Hulu, Netflix and Youtube TV subscribers got some nasty news this year as their streaming services of choice all announced significant price increases. 

Hulu announced yesterday that their Hulu TV service will increase from $54.99/mo to $64.99/mo on December 18. Last month, Netflix announced its “standard” and “premium” plans would increase by $1/mo and $2/mo respectively. Over the summer, Youtube TV announced a price increase up to $64.99/mo as well.

Netflix’s $1 price hikes are as reliable as the return of the McRib. The cost of its standard plan has crawled up from $8.99/mo on launch to $13.99/mo as of this year. Over the last several years, as multiple streaming services have hiked up prices repeatedly, the long-term business model for streaming has become clear: launch at a low cost to undercut cable and competitors, and ratchet up prices year after year by small enough increments that don’t upset customers, but eventually have them paying twice as much as when they first joined.

Whenever these price increases happen, customers like to raise a stink on social media. It’s not hard to find tweets and Facebook posts complaining about the ever-increasing cost of these services, which were supposed to be the cheaper alternative to cable. But I’m sorry to say that unless you’re unsubscribing, your stink just isn't strong enough.

Price hikes upset customers, but they upset them just enough to keep them from unsubscribing — even if the price increase isn’t justified by new features or content. Our Facebook “Talking About” data shows that the regularity of Netflix’s incremental price hikes have had a dampening effect on customer outrage, as the number of posts about Netflix in the immediate aftermath of a price increase announcement have decreased steadily over time.

Hulu’s recent price increase is anything but incremental, and is likely a byproduct of majority owner Disney’s no good, very bad year which has led them to reorganize the company and focus on its few growing services like Disney+ and Hulu.

Since the beginning of the year, Disney+ and Hulu have seen their Apple App Store ratings increase by 195% and 6.8% respectively thanks to the pandemic, and Disney is looking to boost its numbers after a disappointing quarterly report. But the blow is softened by both Hulu’s comfortable position under the Disney umbrella, which allows it to sell streaming bundles with access to sister services Disney+ and ESPN, and the ongoing pandemic, which is worsening and makes streaming an appealing option with endless hours stuck at home with nothing to do.

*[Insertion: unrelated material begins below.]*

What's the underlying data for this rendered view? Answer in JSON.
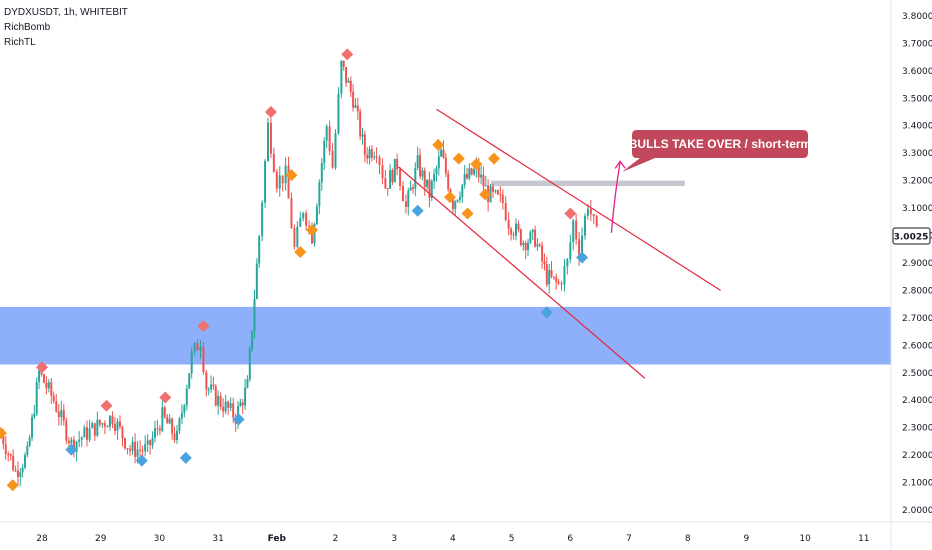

But Hulu may have pushed their luck a little too hard with this increase, which comes less than a year after the cost of Hulu TV increased from its original $45 to $55 last December. “Talking About” data shows that the first price increase had little-to-no-effect on customer outrage, as counts went down after the announcement. Yesterday’s announcement, on the other hand, increased “Talking About” counts by 18% and counting.

Disney’s next few quarterly reports will show the real impact of this price hike, but unless users unsubscribe, streaming services will keep slowly turning up the dollar dial and looking back at the crowd to see how far they can crank it before reaching critical mass. Still, Hulu TV and Youtube TV’s prices are now reaching cable levels, and may even continue increasing year-over-year. If that keeps happening, customers are left between a rock and a hard place. 

What are your options if Hulu TV becomes more expensive than the cable package it convinced you to leave behind? Unsubscribing in protest leaves you with either more limited streaming options or will have you making the walk of shame back to your old cable provider, cutting off your access to original shows on Netflix and Hulu which have increasingly defined pop culture. Unless a huge number of subscribers choose to cut the stream despite all these obstacles, be prepared to dish out more year-over-year for the content you’re currently consuming.

About the Data:

Thinknum tracks companies using the information they post online, jobs, social and web traffic, product sales, and app ratings, and creates data sets that measure factors like hiring, revenue, and foot traffic. Data sets may not be fully comprehensive (they only account for what is available on the web), but they can be used to gauge performance factors like staffing and sales.